Red Zone – 22 Miglia di Fuoco di Peter Berg | Recensione

Pubblicato il 14 Novembre 2018 alle 15:00

Arriva in Italia Red Zone – 22 Miglia di Fuoco, nuovo film diretto da Peter Berg e con protagonista Mark Wahlberg.

E’ senza dubbio l’esempio perfetto del miglior b-movie possibile Red Zone – 22 Miglia di Fuoco di Peter Berg, quello denso e ricchissimo d’azione ma in cui tutto è scaltro, tutto è allegorico, tutto può contenere significati più alti.

Questo grande artigiano del cinema, che negli ultimi anni attraverso le sue opere ha saputo raccontare come pochi altri l’America di oggi, porta il suo sodalizio con Mark Wahlberg al quarto film consecutivo ma dopo Lone Survivor, Deepwater – Inferno sull’Oceano e Boston – Caccia all’Uomo (uno più bello dell’altro) decide di chiudere la sua trilogia sull’uomo medio negli Stati Uniti contemporanei e soprattutto abbandonare il biopic, gettandosi col coltello fra i denti in un action thriller che strizza l’occhio a John Woo e al franchise di John Wick: non solo perché l’idea di creare una saga c’è anche per il super-agente James Silva (Wahlberg), ma soprattutto per la voglia di creare un dettagliato sottobosco immaginifico che nel film di Chad Stahelski e David Leitch si riferiva alla criminalità organizzata e agli assassini a pagamento, mentre qui si rivolge alle forze speciali, ai governi e agli squadroni della morte.

Un team segreto della CIA, nome in codice Overwatch, viene dislocato solo in casi particolarmente complicati, non solo per missioni di eliminazione ma anche per questione diplomatiche: ecco quindi che i membri della squadra vengono chiamati in causa quando un poliziotto indonesiano decide di tradire il suo governo e fornire agli Stati Uniti informazioni anti-terroristiche sensibili riguardanti l’ubicazione di una pericolosissima arma batteriologica.

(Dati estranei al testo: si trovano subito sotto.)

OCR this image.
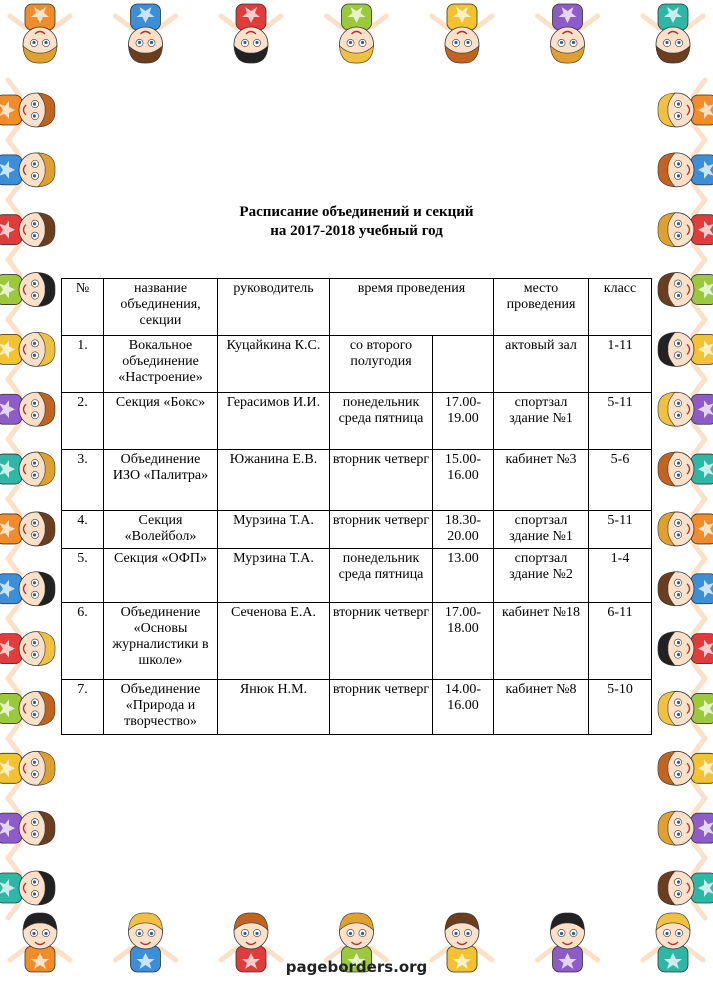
Расписание объединений и секций
на 2017-2018 учебный год
№	название объединения, секции	руководитель	время проведения		место проведения	класс
1.	Вокальное объединение «Настроение»	Куцайкина К.С.	со второго полугодия		актовый зал	1-11
2.	Секция «Бокс»	Герасимов И.И.	понедельник среда пятница	17.00-19.00	спортзал здание №1	5-11
3.	Объединение ИЗО «Палитра»	Южанина Е.В.	вторник четверг	15.00-16.00	кабинет №3	5-6
4.	Секция «Волейбол»	Мурзина Т.А.	вторник четверг	18.30-20.00	спортзал здание №1	5-11
5.	Секция «ОФП»	Мурзина Т.А.	понедельник среда пятница	13.00	спортзал здание №2	1-4
6.	Объединение «Основы журналистики в школе»	Сеченова Е.А.	вторник четверг	17.00-18.00	кабинет №18	6-11
7.	Объединение «Природа и творчество»	Янюк Н.М.	вторник четверг	14.00-16.00	кабинет №8	5-10
pageborders.org
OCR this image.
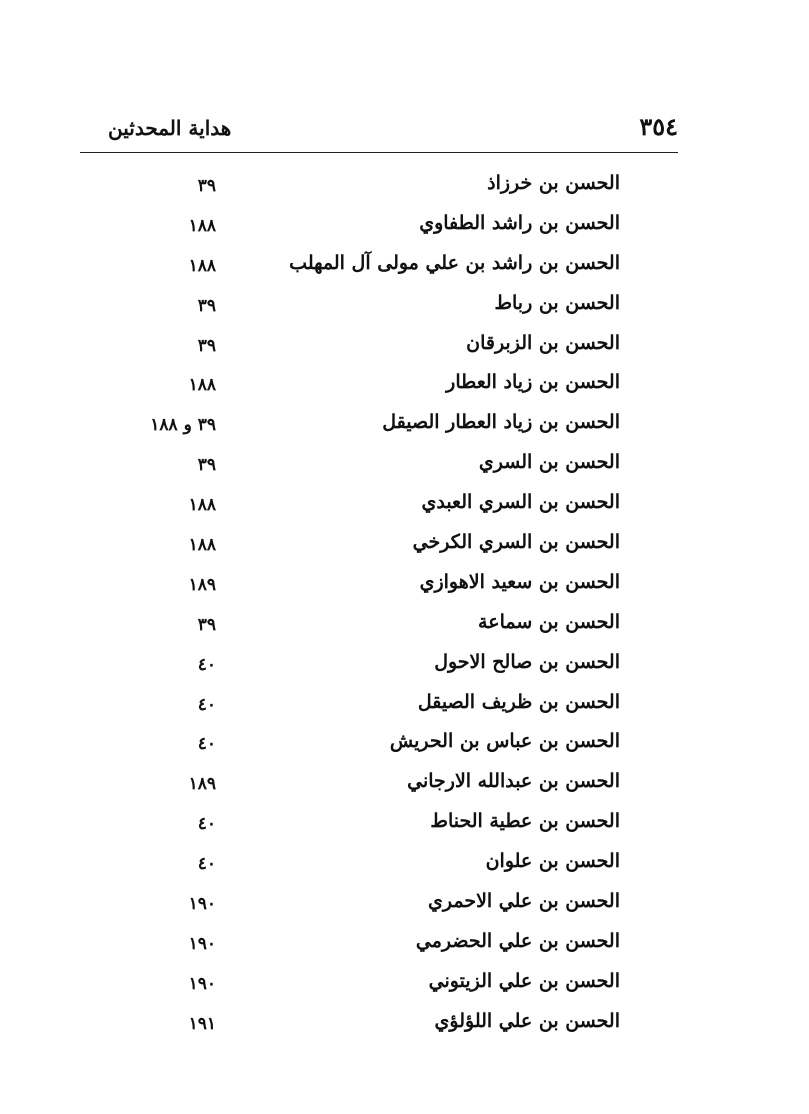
٣٥٤
هداية المحدثين
الحسن بن خرزاذ
٣٩
الحسن بن راشد الطفاوي
١٨٨
الحسن بن راشد بن علي مولى آل المهلب
١٨٨
الحسن بن رباط
٣٩
الحسن بن الزبرقان
٣٩
الحسن بن زياد العطار
١٨٨
الحسن بن زياد العطار الصيقل
٣٩ و ١٨٨
الحسن بن السري
٣٩
الحسن بن السري العبدي
١٨٨
الحسن بن السري الكرخي
١٨٨
الحسن بن سعيد الاهوازي
١٨٩
الحسن بن سماعة
٣٩
الحسن بن صالح الاحول
٤٠
الحسن بن ظريف الصيقل
٤٠
الحسن بن عباس بن الحريش
٤٠
الحسن بن عبدالله الارجاني
١٨٩
الحسن بن عطية الحناط
٤٠
الحسن بن علوان
٤٠
الحسن بن علي الاحمري
١٩٠
الحسن بن علي الحضرمي
١٩٠
الحسن بن علي الزيتوني
١٩٠
الحسن بن علي اللؤلؤي
١٩١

Dalla sede dell’ambasciata bisognerà scortarlo all’aeroporto, lungo un percorso di 22 miglia attraverso la città che ben presto diventerà una vera e propria zona di guerra.

Lauren Cohan di The Walking Dead e Iko Uwais dei portentosi The Raid e The Raid 2 di Gareth Evans sono i co-protagonisti di un film molto meno Wahlberg-centrico rispetto alle precedenti opere di Berg, con John Malkovich che guida la squadra da un luogo tenuto assolutamente top secret.  C’è un gran lavoro sui luoghi, sulla localizzazione, sui teatri cittadini che si trasformano in campi di battaglia e soprattutto un discorso intelligente sul cosa sia davvero un campo di battaglia, su quanto sia sbagliato associarlo a determinate zone geografiche (in particolar modo oggi, in un mondo governato dalla tecnologia).

Al contrario di quanto accadeva in The Accountant di Gavin O’Connor, nel quale trovavamo Ben Affleck nei panni di un genio matematico con la sindrome di Asperger, qui Wahlberg è costantemente iperattivo e la sua parlantina va veloce come la bocca di un fucile mitragliatore col grilletto premuto: viene definito mentalmente instabile, cazzone bipolare, maniaco depressivo, affetto da disturbo narcisistico o disturbo dissociativo (oppure semplicemente stronzo, una delle battute più divertenti del film) e Berg gioca tantissimo sulla personalità del protagonista, portando il film al suo livello di esagitazione, montando in maniera frenetica anche le scene di dialogo e riducendo a zero i tempi morti.

Soprattutto Berg dimostra ancora una volta di comprendere in pieno il periodo storico della sua produzione e non fa mai distinzioni fra personaggi femminili e personaggi maschili, descritti in maniera assolutamente paritaria (si confondono perfino nelle docce): donne che lottano a sangue con gli uomini e uomini che spaccano le braccia delle donne, senza discriminazione o giochi delle parti. Un B-movie da petto in fuori e testa alta, il cui secondo capitolo non arriverà mai troppo presto.